Nigeria’s foreign reserves rose for the first time in eleven months after shedding about $11.25 billion, the latest figures from the Central Bank of Nigeria (CBN) have shown.
The reserves climbed from $33.44 billion to $33.89 billion in the 7-day period between 28th April and 5th May, the CBN data noted.
They had recorded a consistent fall since 11th June 2019, when they reached a high of $45.17 billion.
Godwin Emefiele, the CBN chief, had stated at the last Monetary Policy Committee meeting of the CBN that the committee observed the weakened revenue position of the Nigerian government, stemming from the steep fall in oil prices.
He emphasised the imperative of government reducing its reliance on oil money by diversifying the economy and boosting tax collection.
Nigeria derives 90% of its foreign exchange earnings from oil and gas while around 65% of government revenues come from the same source.
The International Monetary Fund (IMF) said drop in international oil prices and fallen global fuel demand had jointly weakened Nigeria’s fiscal position and made it vulnerable to external shocks.
According to the IMF, Nigeria’s oil exports are expected to plunge by $26 billion this year while its economy is projected to contract by 3.4%, a 6-percentage point drop relative to pre-COVID-19 estimates.

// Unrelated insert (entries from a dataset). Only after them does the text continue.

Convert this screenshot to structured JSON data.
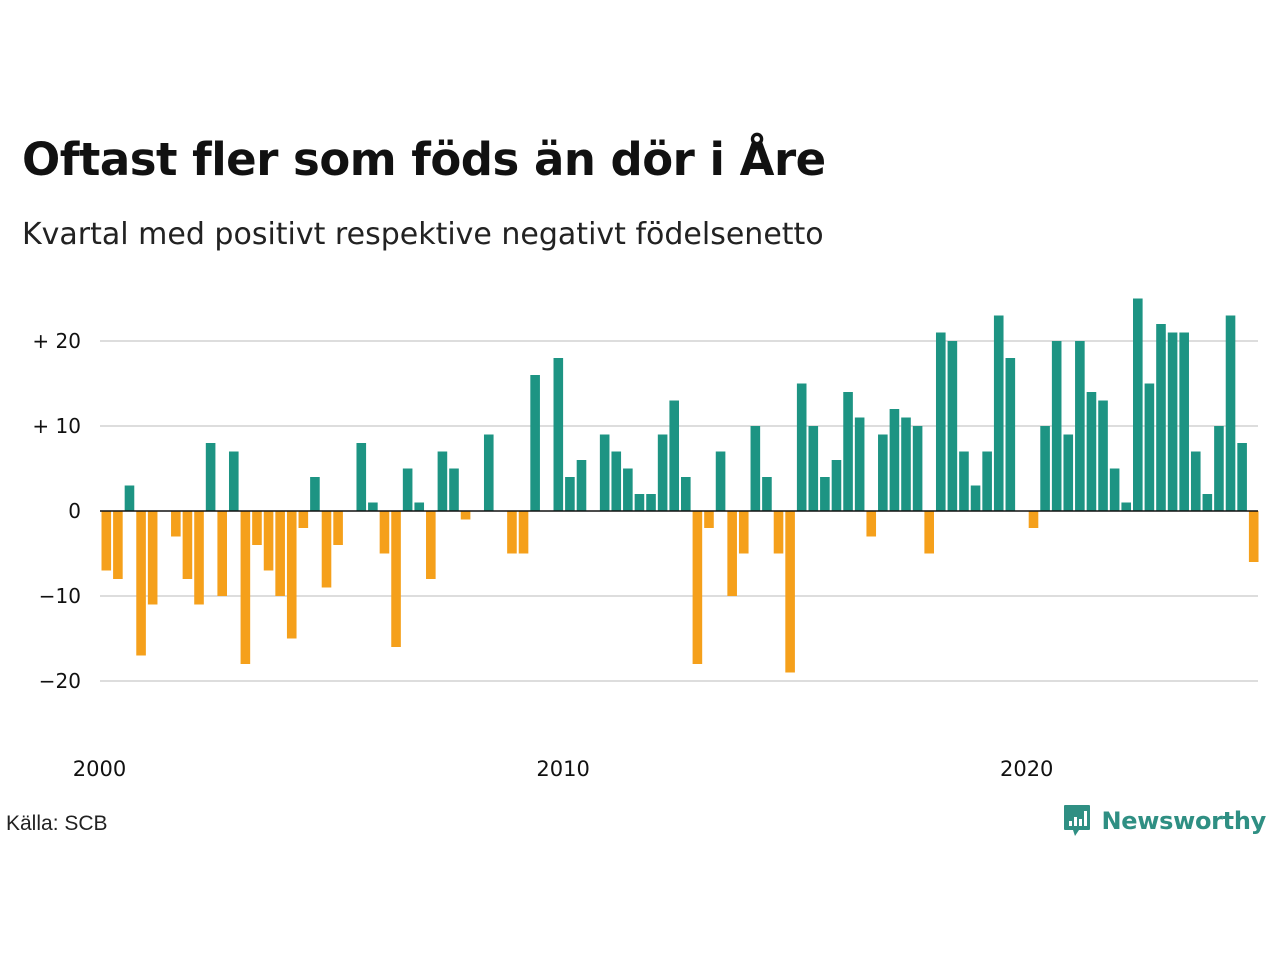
{
  "title": "Oftast fler som föds än dör i Åre",
  "subtitle": "Kvartal med positivt respektive negativt födelsenetto",
  "source": "Källa: SCB",
  "brand": {
    "name": "Newsworthy",
    "icon": "newsworthy-logo-icon",
    "color": "#2f8f83"
  },
  "colors": {
    "positive": "#1d9483",
    "negative": "#f5a01b",
    "grid": "#dddddd",
    "zero_line": "#111111"
  },
  "chart_data": {
    "type": "bar",
    "x_start": "2000 Q1",
    "x_end": "2024 Q4",
    "x_tick_labels": [
      "2000",
      "2010",
      "2020"
    ],
    "y_tick_labels": [
      "+ 20",
      "+ 10",
      "0",
      "−10",
      "−20"
    ],
    "y_ticks": [
      20,
      10,
      0,
      -10,
      -20
    ],
    "ylim": [
      -26,
      27
    ],
    "grid": true,
    "values": [
      -7,
      -8,
      3,
      -17,
      -11,
      0,
      -3,
      -8,
      -11,
      8,
      -10,
      7,
      -18,
      -4,
      -7,
      -10,
      -15,
      -2,
      4,
      -9,
      -4,
      0,
      8,
      1,
      -5,
      -16,
      5,
      1,
      -8,
      7,
      5,
      -1,
      0,
      9,
      0,
      -5,
      -5,
      16,
      0,
      18,
      4,
      6,
      0,
      9,
      7,
      5,
      2,
      2,
      9,
      13,
      4,
      -18,
      -2,
      7,
      -10,
      -5,
      10,
      4,
      -5,
      -19,
      15,
      10,
      4,
      6,
      14,
      11,
      -3,
      9,
      12,
      11,
      10,
      -5,
      21,
      20,
      7,
      3,
      7,
      23,
      18,
      0,
      -2,
      10,
      20,
      9,
      20,
      14,
      13,
      5,
      1,
      25,
      15,
      22,
      21,
      21,
      7,
      2,
      10,
      23,
      8,
      -6
    ]
  }
}
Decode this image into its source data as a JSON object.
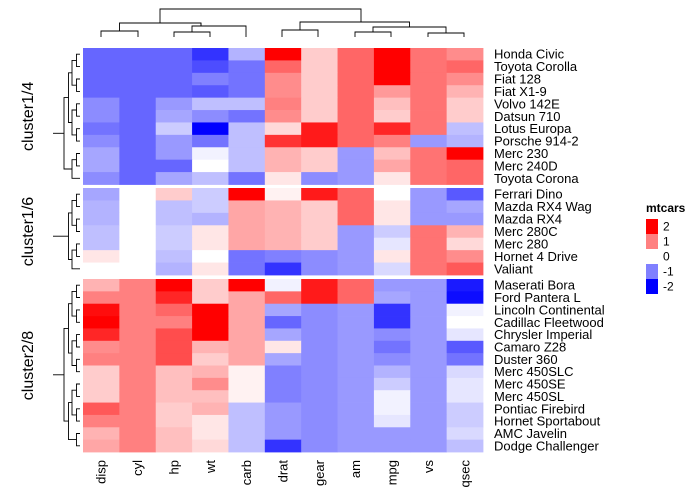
{
  "chart_data": {
    "type": "heatmap",
    "title": "",
    "columns": [
      "disp",
      "cyl",
      "hp",
      "wt",
      "carb",
      "drat",
      "gear",
      "am",
      "mpg",
      "vs",
      "qsec"
    ],
    "row_groups": [
      {
        "label": "cluster1/4",
        "rows": [
          "Honda Civic",
          "Toyota Corolla",
          "Fiat 128",
          "Fiat X1-9",
          "Volvo 142E",
          "Datsun 710",
          "Lotus Europa",
          "Porsche 914-2",
          "Merc 230",
          "Merc 240D",
          "Toyota Corona"
        ],
        "values": [
          [
            -1.2,
            -1.2,
            -1.2,
            -1.6,
            -0.6,
            2.4,
            0.4,
            1.2,
            2.2,
            1.1,
            0.9
          ],
          [
            -1.2,
            -1.2,
            -1.2,
            -1.4,
            -1.1,
            1.2,
            0.4,
            1.2,
            2.3,
            1.1,
            1.2
          ],
          [
            -1.2,
            -1.2,
            -1.2,
            -1.0,
            -1.1,
            0.9,
            0.4,
            1.2,
            2.0,
            1.1,
            0.9
          ],
          [
            -1.2,
            -1.2,
            -1.2,
            -1.3,
            -1.1,
            0.9,
            0.4,
            1.2,
            0.8,
            1.1,
            0.6
          ],
          [
            -0.9,
            -1.2,
            -0.8,
            -0.5,
            -0.5,
            1.0,
            0.4,
            1.2,
            0.5,
            1.1,
            0.4
          ],
          [
            -0.9,
            -1.2,
            -0.7,
            -0.9,
            -1.1,
            0.9,
            0.4,
            1.2,
            0.4,
            1.1,
            0.4
          ],
          [
            -1.1,
            -1.2,
            -0.4,
            -2.0,
            -0.5,
            0.3,
            1.8,
            1.2,
            1.7,
            1.1,
            -0.5
          ],
          [
            -0.9,
            -1.2,
            -0.8,
            -1.1,
            -0.5,
            1.6,
            1.8,
            1.2,
            1.0,
            -0.8,
            -0.6
          ],
          [
            -0.7,
            -1.2,
            -0.8,
            -0.1,
            -0.5,
            0.6,
            0.4,
            -0.8,
            0.5,
            1.1,
            2.8
          ],
          [
            -0.7,
            -1.2,
            -1.2,
            0.0,
            -0.5,
            0.6,
            0.4,
            -0.8,
            0.7,
            1.1,
            1.2
          ],
          [
            -0.9,
            -1.2,
            -0.7,
            -0.5,
            -1.1,
            0.2,
            -0.9,
            -0.8,
            0.2,
            1.1,
            1.2
          ]
        ]
      },
      {
        "label": "cluster1/6",
        "rows": [
          "Ferrari Dino",
          "Mazda RX4 Wag",
          "Mazda RX4",
          "Merc 280C",
          "Merc 280",
          "Hornet 4 Drive",
          "Valiant"
        ],
        "values": [
          [
            -0.7,
            0.0,
            0.4,
            -0.4,
            2.0,
            0.1,
            1.8,
            1.2,
            0.0,
            -0.8,
            -1.3
          ],
          [
            -0.6,
            0.0,
            -0.5,
            -0.4,
            0.7,
            0.6,
            0.4,
            1.2,
            0.2,
            -0.8,
            -0.7
          ],
          [
            -0.6,
            0.0,
            -0.5,
            -0.6,
            0.7,
            0.6,
            0.4,
            1.2,
            0.2,
            -0.8,
            -0.8
          ],
          [
            -0.5,
            0.0,
            -0.4,
            0.2,
            0.7,
            0.6,
            0.4,
            -0.8,
            -0.4,
            1.1,
            0.6
          ],
          [
            -0.5,
            0.0,
            -0.4,
            0.2,
            0.7,
            0.6,
            0.4,
            -0.8,
            -0.2,
            1.1,
            0.3
          ],
          [
            0.2,
            0.0,
            -0.5,
            0.0,
            -1.1,
            -1.0,
            -0.9,
            -0.8,
            0.2,
            1.1,
            0.9
          ],
          [
            0.0,
            0.0,
            -0.6,
            0.2,
            -1.1,
            -1.6,
            -0.9,
            -0.8,
            -0.3,
            1.1,
            1.3
          ]
        ]
      },
      {
        "label": "cluster2/8",
        "rows": [
          "Maserati Bora",
          "Ford Pantera L",
          "Lincoln Continental",
          "Cadillac Fleetwood",
          "Chrysler Imperial",
          "Camaro Z28",
          "Duster 360",
          "Merc 450SLC",
          "Merc 450SE",
          "Merc 450SL",
          "Pontiac Firebird",
          "Hornet Sportabout",
          "AMC Javelin",
          "Dodge Challenger"
        ],
        "values": [
          [
            0.6,
            1.0,
            2.8,
            0.4,
            3.2,
            -0.1,
            1.8,
            1.2,
            -0.8,
            -0.8,
            -1.8
          ],
          [
            1.0,
            1.0,
            1.7,
            0.4,
            0.7,
            1.2,
            1.8,
            1.2,
            -0.7,
            -0.8,
            -1.9
          ],
          [
            1.9,
            1.0,
            1.2,
            2.3,
            0.7,
            -0.7,
            -0.9,
            -0.8,
            -1.6,
            -0.8,
            -0.1
          ],
          [
            2.0,
            1.0,
            1.0,
            2.1,
            0.7,
            -1.2,
            -0.9,
            -0.8,
            -1.6,
            -0.8,
            0.0
          ],
          [
            1.7,
            1.0,
            1.4,
            2.2,
            0.7,
            -0.7,
            -0.9,
            -0.8,
            -0.9,
            -0.8,
            -0.2
          ],
          [
            0.9,
            1.0,
            1.4,
            0.6,
            0.7,
            0.2,
            -0.9,
            -0.8,
            -1.1,
            -0.8,
            -1.3
          ],
          [
            1.0,
            1.0,
            1.4,
            0.4,
            0.7,
            -0.7,
            -0.9,
            -0.8,
            -0.9,
            -0.8,
            -1.1
          ],
          [
            0.4,
            1.0,
            0.5,
            0.6,
            0.1,
            -1.0,
            -0.9,
            -0.8,
            -0.6,
            -0.8,
            -0.3
          ],
          [
            0.4,
            1.0,
            0.5,
            0.9,
            0.1,
            -1.0,
            -0.9,
            -0.8,
            -0.4,
            -0.8,
            -0.2
          ],
          [
            0.4,
            1.0,
            0.5,
            0.5,
            0.1,
            -1.0,
            -0.9,
            -0.8,
            -0.1,
            -0.8,
            -0.2
          ],
          [
            1.3,
            1.0,
            0.4,
            0.6,
            -0.5,
            -0.8,
            -0.9,
            -0.8,
            -0.1,
            -0.8,
            -0.4
          ],
          [
            1.0,
            1.0,
            0.4,
            0.2,
            -0.5,
            -0.8,
            -0.9,
            -0.8,
            -0.2,
            -0.8,
            -0.4
          ],
          [
            0.6,
            1.0,
            0.5,
            0.2,
            -0.5,
            -0.8,
            -0.9,
            -0.8,
            -0.8,
            -0.8,
            -0.3
          ],
          [
            0.7,
            1.0,
            0.5,
            0.3,
            -0.5,
            -1.6,
            -0.9,
            -0.8,
            -0.8,
            -0.8,
            -0.5
          ]
        ]
      }
    ],
    "legend": {
      "title": "mtcars",
      "ticks": [
        "2",
        "1",
        "0",
        "-1",
        "-2"
      ],
      "colors": {
        "high": "#ff0000",
        "mid": "#ffffff",
        "low": "#0000ff"
      },
      "range": [
        -2,
        2
      ],
      "placement": "right"
    }
  }
}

“With the decline in economic activity, large fiscal and external financing gaps have emerged. Our baseline scenario is uncertain and subject to heightened risks.
“These are mostly linked to a further collapse in oil revenue—due to persistent low oil prices, an inability to sell oil because of depressed global demand, or declining production because of additional OPEC-agreed cuts,” said the IMF.